Lizzie’s life just gets bleaker over time—and not in a way that explains why you’ve just spent three hundred pages reading about it. People around her make bad decisions. She attempts to shoot her nemesis, another worker who had robbed her friend, and goes to prison for a year. When she gets out, we discover why Joe went to prison, a fact unrevealed for most of the book. Apparently, he killed a Chinese businessman in a racially-fueled rage, something which made me wonder why I’d just read a relatable portrayal of him for three quarters of the book. The novel doesn’t really grapple with the consequences of Joe’s actions: Lizzie feels sad about it for a few pages and then the 1923 story ends.

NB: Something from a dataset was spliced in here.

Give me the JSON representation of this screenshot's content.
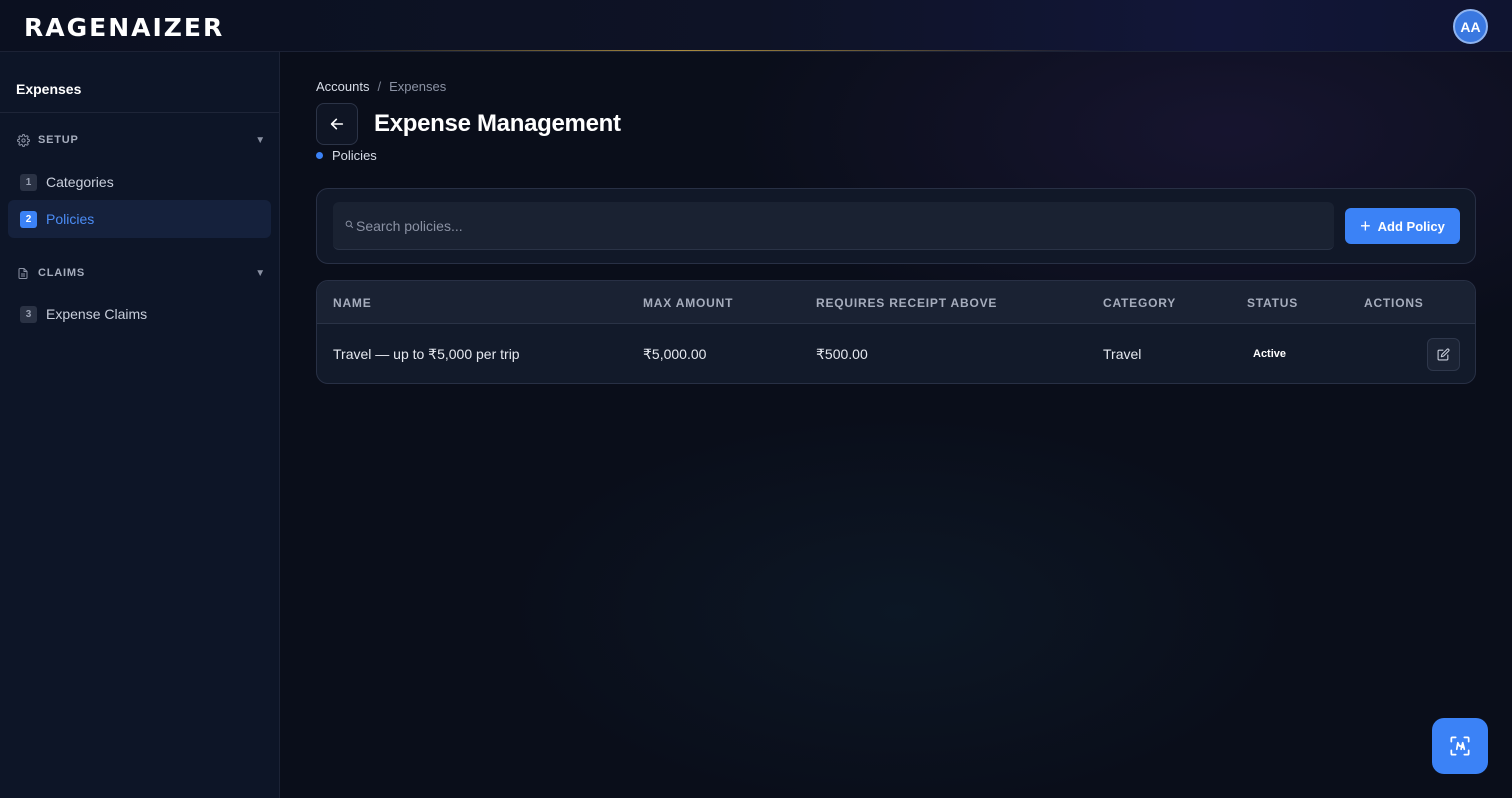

Although van Luyn seems to want to humanize her sex worker characters, their fates feel remarkably familiar for readers who’ve encountered sex worker tragedies in fiction time and time again. In 1943, Lizzie winds up nearly blind in the lock hospital while her nemesis from 1923 dies a horrific death in the adjacent bed, both fulfilling the stereotypes of the sad, diseased old whore. Treading Air’s Amazon blurb suggests that “there’s hope yet” for Lizzie in 1943—except that this hope turns out to be her dying nemesis giving her a key to a flooded, mold-covered, decrepit back room of a shop she’d won in a bet, which she had vague dreams of maybe one day turning into an incall. I found this ending to be such a peculiar twist on the bizarre ideas civilians often have as to what consists of “hope” for former sex workers: giving a nearly blind woman in her fifties who has no social support an uninhabitable back room might be a step up from would-be saviors handing us sewing machines, but it certainly isn’t what I’d call a hopeful ending.
After I finished this book, I discovered that its story was based on an actual sex worker called Lizzie O’Dea, of whom relatively little is known outside of a few newspaper cuttings about her court appearances. I was even more horrified by the novel knowing that: it is one thing to claim a fictional sex worker was “polite” about being literally pissed upon, but it seems unforgivably crass to insert these kind of horrible tropes into the mouth of a real deceased person.
Treading Air could have been a great book. There are so many fascinating, largely untold stories buried within sex worker history, and I had high hopes that this might be the rare book that actually told them properly, with respect for those who lived them. Unfortunately, it wound up being a cautionary tale about how you can do all the book research you like about sex workers’ lives but still fail dreadfully at representing us.